Pra não desgarrar

* Este texto faz parte do livro Larica Carioca

É dia de gracejo de Seu Souza, diz rabada no angu só pra escangalhar de rir me olhando dar meia-volta, eu achando pouca graça nenhuma. Mas não sou de criar caso, ex-mandingueira, negavéia, curtida nos quentes do fogão, meio que sem-querendo me acostumei a desgracejos assim. Quéqui se faz, yeyê? Quéqui se faz, yayá? Um pé no chão de Braúna só ruma pra trabaiá.

Aqui é tudo nos conformes, senão ele acha ruim. Uniforme engomado, puído das seis bocas pros domingos em que a família de Seu Souza vem inteira. Vai daí pra mais de três pratos e a tal rabada que ele ri amarelado de cigarro, todo metido nos ternos nesse calorão de deus-me-defenda.

Domingo começa na quarta, me toco pro açougue: pedir o corte na junta dos ossos pra carne não desgarrar toda. Passo o dia remexendo, sentindo no cheiro um cantinho da minha Minas de antigamente - enquanto ele sossega reclamando com o noticário. Vez em quando chia alto da sala de tevê se eu me esqueci da vida, que ele sabe que não, se não foi ele que me ensinou pra temperar tudo bem miudinho, como se eu não soubesse, negaveia, ex-cozinheira de botequim na Central. Ave-maria. Outros tempos, fazia um pratão desses toda hora, dobradinha na segunda, língua na terça, na quarta não lembro. Fígado, carré, tudo de cabeça que ler nunca foi meu forte. Não preu me gabar que não sou disso, mas o povo comia com gosto e depois eu saía pra espiar eles no cochilo da obra e do ponto de táxi.

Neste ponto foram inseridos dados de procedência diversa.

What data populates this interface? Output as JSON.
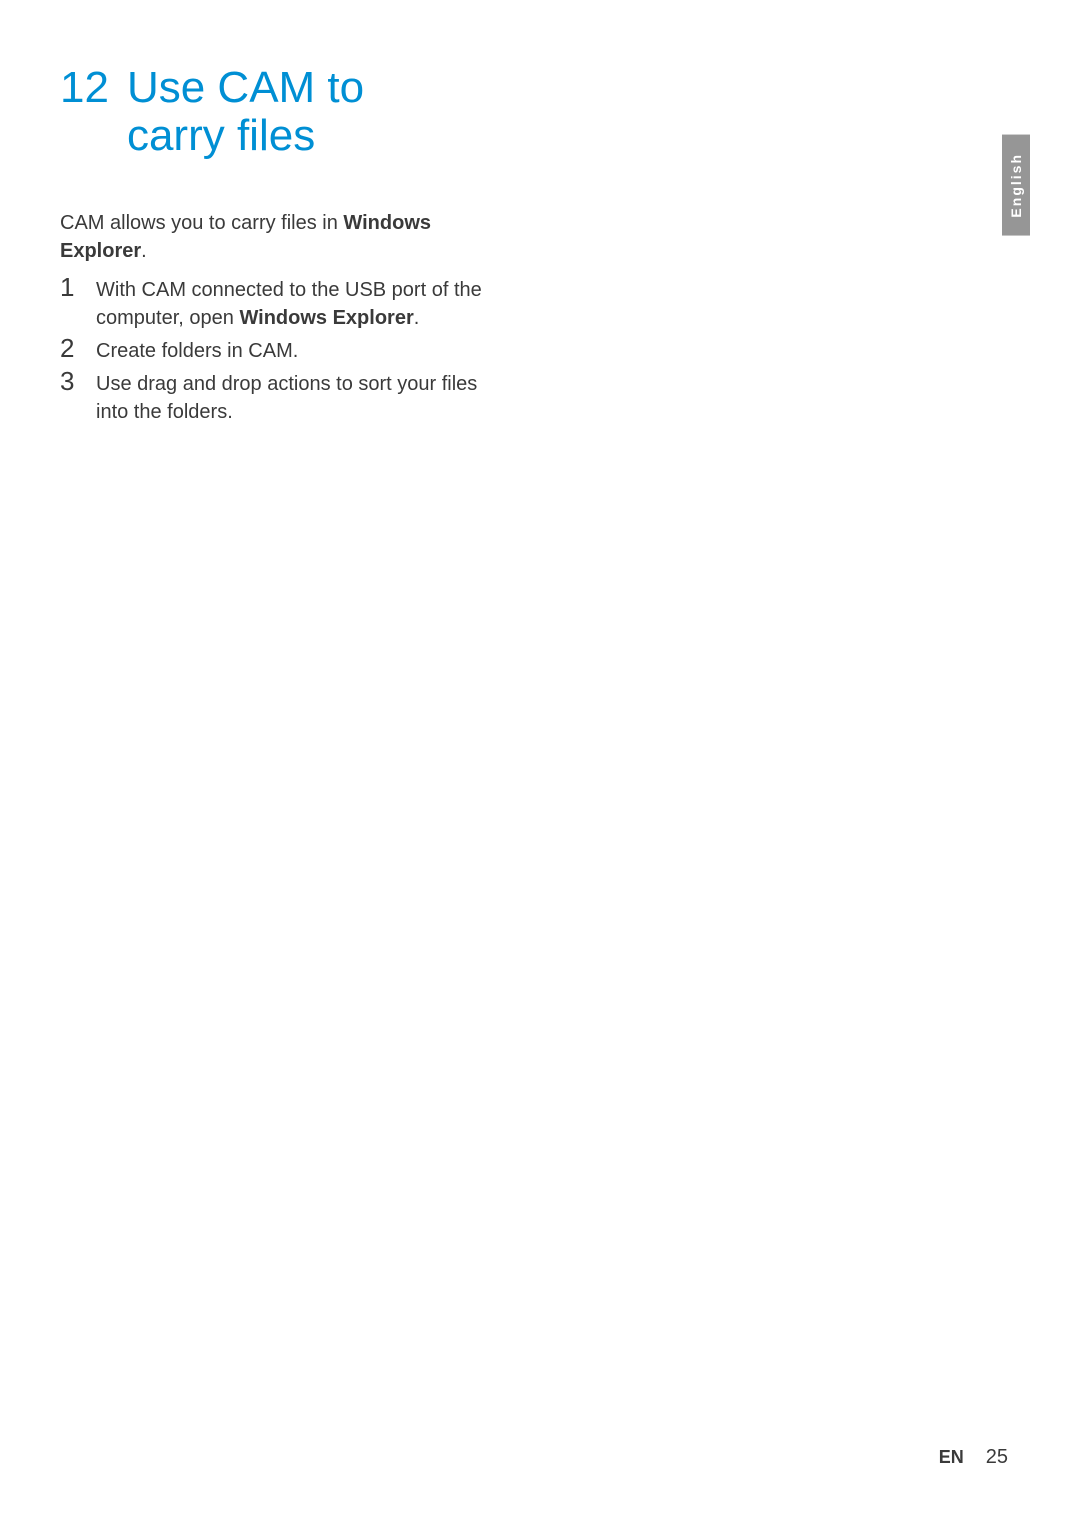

Hoje deixo tudo temperando enquanto passo as calças de linho, de esquecer a vida no vai-que-vem do ferro: eu gostava daquele agito de bar, beliscar a cerveja no fim do dia pras bandas de casa, a batucada que improvisavam.

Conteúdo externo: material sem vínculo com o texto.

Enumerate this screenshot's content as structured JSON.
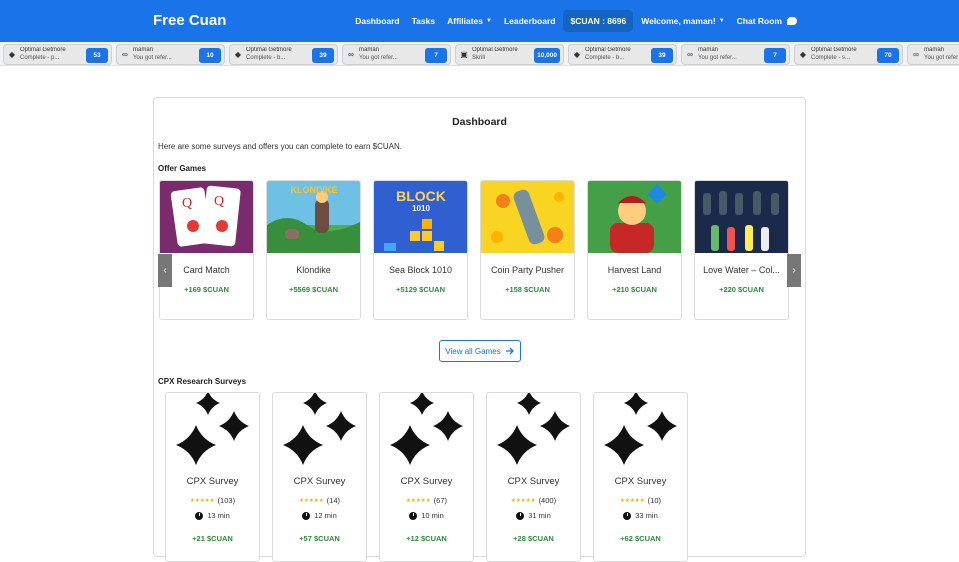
{
  "navbar": {
    "brand": "Free Cuan",
    "links": {
      "dashboard": "Dashboard",
      "tasks": "Tasks",
      "affiliates": "Affiliates",
      "leaderboard": "Leaderboard",
      "balance": "$CUAN : 8696",
      "welcome": "Welcome, maman!",
      "chat": "Chat Room"
    }
  },
  "ticker": [
    {
      "icon": "tag-icon",
      "name": "Optimal Getmore",
      "sub": "Complete - p...",
      "value": "53"
    },
    {
      "icon": "infinity-icon",
      "name": "maman",
      "sub": "You got refer...",
      "value": "10"
    },
    {
      "icon": "tag-icon",
      "name": "Optimal Getmore",
      "sub": "Complete - b...",
      "value": "39"
    },
    {
      "icon": "infinity-icon",
      "name": "maman",
      "sub": "You got refer...",
      "value": "7"
    },
    {
      "icon": "gift-icon",
      "name": "Optimal Getmore",
      "sub": "Skrill",
      "value": "10,000"
    },
    {
      "icon": "tag-icon",
      "name": "Optimal Getmore",
      "sub": "Complete - b...",
      "value": "39"
    },
    {
      "icon": "infinity-icon",
      "name": "maman",
      "sub": "You got refer...",
      "value": "7"
    },
    {
      "icon": "tag-icon",
      "name": "Optimal Getmore",
      "sub": "Complete - s...",
      "value": "70"
    },
    {
      "icon": "infinity-icon",
      "name": "maman",
      "sub": "You got refer",
      "value": ""
    }
  ],
  "dashboard": {
    "title": "Dashboard",
    "intro": "Here are some surveys and offers you can complete to earn $CUAN.",
    "offer_label": "Offer Games",
    "games": [
      {
        "name": "Card Match",
        "reward": "+169 $CUAN"
      },
      {
        "name": "Klondike",
        "reward": "+5569 $CUAN"
      },
      {
        "name": "Sea Block 1010",
        "reward": "+5129 $CUAN"
      },
      {
        "name": "Coin Party Pusher",
        "reward": "+158 $CUAN"
      },
      {
        "name": "Harvest Land",
        "reward": "+210 $CUAN"
      },
      {
        "name": "Love Water – Col...",
        "reward": "+220 $CUAN"
      }
    ],
    "thumb_text": {
      "klondike": "KLONDIKE",
      "block": "BLOCK",
      "block_num": "1010"
    },
    "prev_arrow": "‹",
    "next_arrow": "›",
    "view_all": "View all Games",
    "cpx_label": "CPX Research Surveys",
    "surveys": [
      {
        "name": "CPX Survey",
        "stars": "★★★★★",
        "count": "(103)",
        "time": "13 min",
        "reward": "+21 $CUAN"
      },
      {
        "name": "CPX Survey",
        "stars": "★★★★★",
        "count": "(14)",
        "time": "12 min",
        "reward": "+57 $CUAN"
      },
      {
        "name": "CPX Survey",
        "stars": "★★★★★",
        "count": "(67)",
        "time": "10 min",
        "reward": "+12 $CUAN"
      },
      {
        "name": "CPX Survey",
        "stars": "★★★★★",
        "count": "(400)",
        "time": "31 min",
        "reward": "+28 $CUAN"
      },
      {
        "name": "CPX Survey",
        "stars": "★★★★★",
        "count": "(10)",
        "time": "33 min",
        "reward": "+62 $CUAN"
      }
    ]
  },
  "colors": {
    "primary": "#1a73e8",
    "reward_green": "#2e8b3e",
    "star": "#f4b400"
  }
}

Na sexta, tiro a bacia da geladeira e espio o cheiro de que tá pegando gosto. É quando Seu Souza deixa de história e dá palpites de mais ou menos sal. Nunca disse onde aprendeu, só diz dos tempos de Marinha e que a geladeira já não tá prestando. Duvido que frequentasse biroscas - na primeira gracinha de falar rabada e virar o pescoço rindo tomava um segura-essa. Mas entende, quem que sabe, do cardápio de PF, e me incomodo nada: quem é dos seus não se degenera, um pé no chão de Braúna só ruma pra trabaiá.

Quando o telefone tocou naquele sábado, eu tava picando coentro e pensando longe numa gente ruim que anda de quizilha no açougue. Seu Souza foi atender raivado da minha demora. Cheguei e ele já de orelha no fone, gosto nem de lembrar. Pensei mesmo que ele não guentaria mais uma semana – logo o neto mais moço, o que tinha o mesmo nome dele e tava estudando pras Forças Armadas. Deu de ficar mudo, não se importar em comer o mesmo prato no almoço e na janta, tomar café depois das dez, lanche já de noitinha. Nem se falou mais em rabada, se o dedinho de manjericão tinha deixado tudo com gosto de pizza. Foi pra mais de ano.

Me pediu um dia: Rosina, o que é que você fez quando perdeu sua menina? Vim pro Rio, Seu Souza, desgarrar da tristeza. E desgarrou?, ele repetia meu verbo meio desajeitado. Lembrei ele do osso preso em carne de rabada - que desprende mas não solta. Não dá jeito se afundar nas lembranças, Seu Souza, é igual errar a mão no tempero. A gente remexe as coisas enquanto saculeja a panela, mas se descuidar cai dentro dela, dá jeito não: coisa boa é refogado enchendo de cheiro a casa da gente!

Ele até palpita sal e o ponto da carne, mas não entende dessas coisas miúdas, prefere barco grande e gracejo besta com a rabada, quéqui se faz, yayá. Era assim que eu cantava pra minha menina na Minas minha de antigamente.